Flea allergy dermatitis and other complications in dogs
No matter how sensitive your dog is to flea bites, there's no doubt that they're uncomfortable to deal with. Some dogs may also have a common skin disease known as flea allergy dermatitis. This is when a dog has an allergic reaction to flea saliva. For dogs with allergic flea dermatitis, a bite can lead to severe itching, irritation, hair loss, scaly skin, and secondary skin infections.
Another health complication that can stem from fleas is tapeworms. Dogs become exposed to tapeworms if they ingest an infected flea while grooming themselves or when tending to an irritating flea bite. When this happens, the tapeworm egg can be released and can hatch in the dog's intestine, completing its life cycle. Tapeworms need to be treated by a veterinarian, and without treatment, they can cause anemia and intestinal blockages.
How to treat fleas in dogs
Home remedies, such as sulfur, are not recommended for flea treatment on your pets. "Sulfur is not an accepted flea control treatment, and should not be fed to dogs in their diet," says Dr. Taylor. "Lime sulfur shampoos or dips may be used in therapy for ringworm; however this is not an accepted or recommended flea treatment." Sulfur can be very drying to a dog's skin and should only be used for conditions such as sarcoptic mange and ringworm.

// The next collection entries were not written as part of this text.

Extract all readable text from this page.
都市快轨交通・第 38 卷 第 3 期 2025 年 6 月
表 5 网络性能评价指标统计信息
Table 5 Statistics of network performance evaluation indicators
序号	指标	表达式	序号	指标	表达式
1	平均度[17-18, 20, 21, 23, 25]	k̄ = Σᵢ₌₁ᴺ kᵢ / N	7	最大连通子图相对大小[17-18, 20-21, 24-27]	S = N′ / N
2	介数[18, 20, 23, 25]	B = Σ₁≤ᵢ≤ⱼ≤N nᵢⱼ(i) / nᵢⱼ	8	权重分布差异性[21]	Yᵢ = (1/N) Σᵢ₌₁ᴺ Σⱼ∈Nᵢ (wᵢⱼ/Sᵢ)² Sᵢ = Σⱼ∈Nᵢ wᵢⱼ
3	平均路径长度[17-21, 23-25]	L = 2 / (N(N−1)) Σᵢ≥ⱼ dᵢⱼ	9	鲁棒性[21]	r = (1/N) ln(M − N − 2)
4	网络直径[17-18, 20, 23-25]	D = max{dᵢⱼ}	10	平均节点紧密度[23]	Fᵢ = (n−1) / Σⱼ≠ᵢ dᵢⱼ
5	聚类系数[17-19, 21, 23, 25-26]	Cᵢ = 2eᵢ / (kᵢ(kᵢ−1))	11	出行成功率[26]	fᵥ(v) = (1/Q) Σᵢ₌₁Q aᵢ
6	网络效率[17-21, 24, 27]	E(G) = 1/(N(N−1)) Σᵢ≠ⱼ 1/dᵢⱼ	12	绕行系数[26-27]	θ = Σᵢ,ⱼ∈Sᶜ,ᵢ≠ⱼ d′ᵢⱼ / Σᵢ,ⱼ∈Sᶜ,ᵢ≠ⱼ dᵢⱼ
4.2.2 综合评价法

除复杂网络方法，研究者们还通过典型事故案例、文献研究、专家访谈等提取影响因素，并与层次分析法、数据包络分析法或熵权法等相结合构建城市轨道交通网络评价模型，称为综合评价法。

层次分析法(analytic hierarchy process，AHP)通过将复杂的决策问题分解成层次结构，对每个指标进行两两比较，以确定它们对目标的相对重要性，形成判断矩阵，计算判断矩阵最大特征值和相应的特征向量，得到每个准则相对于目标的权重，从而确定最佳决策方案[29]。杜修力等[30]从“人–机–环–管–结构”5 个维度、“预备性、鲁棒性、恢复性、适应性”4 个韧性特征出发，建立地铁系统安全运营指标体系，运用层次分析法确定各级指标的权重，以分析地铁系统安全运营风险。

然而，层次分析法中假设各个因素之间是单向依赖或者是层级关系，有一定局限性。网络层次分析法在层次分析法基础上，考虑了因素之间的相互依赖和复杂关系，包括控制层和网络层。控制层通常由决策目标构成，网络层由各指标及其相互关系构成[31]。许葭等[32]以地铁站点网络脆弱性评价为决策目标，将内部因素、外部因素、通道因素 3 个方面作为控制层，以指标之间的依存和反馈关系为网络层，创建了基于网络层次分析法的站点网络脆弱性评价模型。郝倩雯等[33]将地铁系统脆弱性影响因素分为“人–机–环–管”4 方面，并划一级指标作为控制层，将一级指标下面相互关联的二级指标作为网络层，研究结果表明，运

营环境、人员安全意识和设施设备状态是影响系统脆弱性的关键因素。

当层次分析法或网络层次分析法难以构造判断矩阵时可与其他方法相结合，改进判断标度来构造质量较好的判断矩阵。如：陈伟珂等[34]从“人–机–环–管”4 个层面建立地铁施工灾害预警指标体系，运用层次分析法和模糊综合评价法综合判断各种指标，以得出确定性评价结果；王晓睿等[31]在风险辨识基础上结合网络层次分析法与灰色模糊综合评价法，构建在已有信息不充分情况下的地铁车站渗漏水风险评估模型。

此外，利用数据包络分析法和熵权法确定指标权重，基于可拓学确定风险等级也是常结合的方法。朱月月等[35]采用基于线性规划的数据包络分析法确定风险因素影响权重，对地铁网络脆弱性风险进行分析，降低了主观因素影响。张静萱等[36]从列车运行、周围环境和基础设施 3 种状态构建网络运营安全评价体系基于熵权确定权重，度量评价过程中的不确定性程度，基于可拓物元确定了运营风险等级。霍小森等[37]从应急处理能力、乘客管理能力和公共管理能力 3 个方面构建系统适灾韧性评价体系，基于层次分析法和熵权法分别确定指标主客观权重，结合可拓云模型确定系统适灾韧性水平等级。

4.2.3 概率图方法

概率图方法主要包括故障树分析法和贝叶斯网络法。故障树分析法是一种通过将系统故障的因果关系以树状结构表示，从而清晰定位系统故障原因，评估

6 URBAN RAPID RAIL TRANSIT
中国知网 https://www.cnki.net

"In addition to lime sulfur dips to treat ringworm, sulfur containing shampoos have antifungal, antiparasitic, anti-itch, and the ability to remove scaling and crusts due to skin infection, called pyoderma," says Dr. Taylor. "It may be useful to remove scaling prior to administering and antimicrobial shampoo, but it can be very drying to the skin."
The first step to getting rid of fleas is asking your veterinarian which pet-safe treatment they recommend. Flea treatment can come in the form of shampoos, sprays, powders, topical treatments, and oral medications. You can find products that can kill adult fleas and/or prevent flea larvae from maturing. When using any flea treatment, be sure to follow the instructions exactly as they are written and provided to you by your veterinarian.
Treatment with insecticides as an active ingredient (such as Frontline) for flea control is very safe as long as they are used as directed. Giving your dog their prescribed flea control medication regularly is a great way to reduce the chance of flea problems in the future. Some medications also include ingredients that can protect against ear mites, ticks, and other parasites.
How to treat fleas in and around your home
In addition to treating your dog for a flea infestation, you'll want to treat your entire household, especially in the areas where flea eggs, larvae, and pupae are most likely to be located. Pay particularly close attention to your dog's favorite spots to sleep, which might include your carpet, the upholstery on their favorite pieces of furniture, and their beds. You should also pay close attention to baseboards and crevices between floor seams or floorboards, as larvae are likely to live in these areas.
You can use sprays that are designed for use in your house to kill fleas, even those in the larval stages. You can also hire a pest control company to apply insecticides both indoors and outdoors. Your veterinarian may be able to recommend treatments and professional pet control companies in addition to recommending products for use on your dog.
Sulfur is not a safe method for controlling fleas on dogs and can be very drying to a dog's skin. While there are some supplements and natural flea control products that can be used for dogs, when it comes to fleas, you should only provide treatment based on your veterinarian's recommendations. If you have a question about whether a natural product or remedy is appropriate for your dog, trust your veterinarian's guidance.